The second kind of misrepresentation is when there is silence or non-disclosure of facts. As a general rule, a party has no duty to disclose material facts to another, so silence generally does not constitute fraud. L&H Airco, Inc. v. Rapistan Corp., 446 N.W.2d 372, 380 (Minn. 1989). If a non-disclosure of facts is going to be considered fraud, there must be a suppression of facts which one party is under a legal or equitable obligation to communicate to the other and which the other party is entitled to have communicated to him. Wizman v. Lehrman, Lehrman & Flom, 601 N.W.2d 179, 190 (Minn. 1999). To be under a legal or equitable obligation to communicate facts the parties must be involved in one of the following three circumstances.

  1. One who speaks must say enough to prevent his words from misleading the other party (i.e. “half-truth”),
  2. One who has special knowledge of material facts to which the other party does not have access, may have a duty to disclose those facts to the other party, and
  3. One who stands in a confidential or fiduciary relation to the other party to a transaction must disclose material facts.

It is important to note that if both parties to a transaction or both parties in any type of communication situation are intelligent and fully capable of taking care of themselves, then there is no confidential relationship between the parties and generally no duty to disclose material facts.

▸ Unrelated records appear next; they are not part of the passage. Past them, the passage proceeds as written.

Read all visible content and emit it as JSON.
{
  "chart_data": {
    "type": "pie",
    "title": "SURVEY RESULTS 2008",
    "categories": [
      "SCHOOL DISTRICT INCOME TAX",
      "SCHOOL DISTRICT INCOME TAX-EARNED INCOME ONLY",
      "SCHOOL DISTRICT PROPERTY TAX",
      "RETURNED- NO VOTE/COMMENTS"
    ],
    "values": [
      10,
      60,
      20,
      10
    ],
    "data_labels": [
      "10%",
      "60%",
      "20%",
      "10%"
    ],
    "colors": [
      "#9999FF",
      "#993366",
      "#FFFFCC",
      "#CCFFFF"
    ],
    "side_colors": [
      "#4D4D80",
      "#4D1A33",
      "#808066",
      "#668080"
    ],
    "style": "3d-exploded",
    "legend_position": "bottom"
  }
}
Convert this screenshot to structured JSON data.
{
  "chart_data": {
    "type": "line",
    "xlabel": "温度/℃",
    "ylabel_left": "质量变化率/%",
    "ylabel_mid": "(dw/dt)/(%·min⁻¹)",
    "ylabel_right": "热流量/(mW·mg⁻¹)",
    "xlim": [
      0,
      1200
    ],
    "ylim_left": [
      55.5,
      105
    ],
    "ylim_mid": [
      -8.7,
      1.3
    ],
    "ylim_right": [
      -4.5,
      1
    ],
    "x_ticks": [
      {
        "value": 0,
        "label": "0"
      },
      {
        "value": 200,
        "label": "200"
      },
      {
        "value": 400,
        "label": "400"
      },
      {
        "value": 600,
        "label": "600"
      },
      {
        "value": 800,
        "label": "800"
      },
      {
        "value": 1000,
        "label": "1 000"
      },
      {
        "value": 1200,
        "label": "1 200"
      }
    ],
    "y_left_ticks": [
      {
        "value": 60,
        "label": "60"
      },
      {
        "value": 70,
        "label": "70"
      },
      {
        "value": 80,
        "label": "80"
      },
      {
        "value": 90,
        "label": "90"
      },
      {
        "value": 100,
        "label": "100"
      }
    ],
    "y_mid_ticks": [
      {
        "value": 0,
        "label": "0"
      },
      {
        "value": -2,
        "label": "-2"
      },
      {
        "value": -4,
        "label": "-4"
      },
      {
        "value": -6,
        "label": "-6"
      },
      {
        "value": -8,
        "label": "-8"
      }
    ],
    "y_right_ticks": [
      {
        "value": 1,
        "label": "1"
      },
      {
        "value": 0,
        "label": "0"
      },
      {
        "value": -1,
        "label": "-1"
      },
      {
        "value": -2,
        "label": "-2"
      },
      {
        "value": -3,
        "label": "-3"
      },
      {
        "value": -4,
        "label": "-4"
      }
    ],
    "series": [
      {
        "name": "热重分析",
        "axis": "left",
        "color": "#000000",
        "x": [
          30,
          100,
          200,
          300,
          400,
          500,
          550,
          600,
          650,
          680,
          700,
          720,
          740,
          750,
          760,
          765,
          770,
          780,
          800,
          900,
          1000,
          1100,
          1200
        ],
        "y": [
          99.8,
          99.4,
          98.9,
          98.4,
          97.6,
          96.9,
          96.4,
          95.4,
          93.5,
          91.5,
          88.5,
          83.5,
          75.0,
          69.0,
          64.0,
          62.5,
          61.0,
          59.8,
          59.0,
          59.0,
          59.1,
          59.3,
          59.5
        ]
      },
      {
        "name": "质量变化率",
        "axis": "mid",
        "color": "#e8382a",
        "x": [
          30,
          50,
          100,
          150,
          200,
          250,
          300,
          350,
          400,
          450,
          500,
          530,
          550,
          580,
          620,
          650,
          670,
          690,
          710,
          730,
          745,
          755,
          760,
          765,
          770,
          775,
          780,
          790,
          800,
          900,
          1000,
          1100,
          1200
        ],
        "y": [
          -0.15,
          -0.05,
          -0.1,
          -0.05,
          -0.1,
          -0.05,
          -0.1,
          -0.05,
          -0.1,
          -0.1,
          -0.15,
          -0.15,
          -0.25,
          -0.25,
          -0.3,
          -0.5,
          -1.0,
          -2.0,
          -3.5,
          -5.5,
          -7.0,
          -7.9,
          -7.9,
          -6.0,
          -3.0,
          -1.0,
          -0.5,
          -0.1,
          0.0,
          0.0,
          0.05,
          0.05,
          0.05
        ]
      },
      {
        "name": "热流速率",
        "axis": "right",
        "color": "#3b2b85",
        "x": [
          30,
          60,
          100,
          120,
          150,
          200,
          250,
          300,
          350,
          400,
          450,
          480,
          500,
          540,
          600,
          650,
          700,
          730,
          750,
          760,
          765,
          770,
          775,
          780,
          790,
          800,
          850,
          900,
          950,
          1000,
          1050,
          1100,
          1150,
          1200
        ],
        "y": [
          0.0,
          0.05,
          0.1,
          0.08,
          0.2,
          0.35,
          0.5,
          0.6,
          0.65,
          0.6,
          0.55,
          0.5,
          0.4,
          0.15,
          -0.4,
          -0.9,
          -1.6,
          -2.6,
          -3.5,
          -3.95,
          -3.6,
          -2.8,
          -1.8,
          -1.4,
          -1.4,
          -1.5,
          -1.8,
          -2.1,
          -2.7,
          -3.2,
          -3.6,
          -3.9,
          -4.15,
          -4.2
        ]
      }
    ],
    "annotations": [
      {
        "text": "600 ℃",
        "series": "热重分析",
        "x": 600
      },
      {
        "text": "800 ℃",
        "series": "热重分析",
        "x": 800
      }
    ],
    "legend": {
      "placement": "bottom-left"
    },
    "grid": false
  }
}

It should also be noted that circumstance number two, which is when one person has special knowledge of material facts may have a duty to disclose those facts to the other party, is rarely enforced under Minnesota Law. That is because the general rule is that one party to a transaction has no duty to disclose material facts to the other. In Richfield Bank & Trust v. Sjogren, 309 Minn. 362, 365, 244 N.W.2d 648, 650 (1976), the Minnesota Supreme Court held that it was fraud for a bank to not disclose to a borrower that a bank depositor with whom the borrower was dealing was insolvent and was engaging in fraudulent business practices when the bank had actual knowledge of the fraudulent activities. Compare that to L&H Airco, Inc. v. Rapistan Corp., 446 N.W.2d 372 (Minn. 1989), where the Minnesota Supreme Court held that an attorney did not have a duty to disclose known facts to his client’s adversary in the litigation context.

Falsity and Past or Present Fact

Fraudulent misrepresentation in and of itself must be predicated on a falsity and to be a misrepresentation a statement must relate to a past or existing fact. Any statements regarding future events such as predictions, intentions, or expectations are not normally actionable. This does not mean that in every instance a statement regarding a future event is not actionable. A statement regarding a future event or prediction can be a misrepresentation to the extent that the representation was untrue at the time it was made and if it satisfies the other requirements of fraudulent misrepresentation. For example; if someone is going to break a contractual promise that does not necessarily constitute fraud unless the promisor never actually had any intention to perform at the time that the promise was made.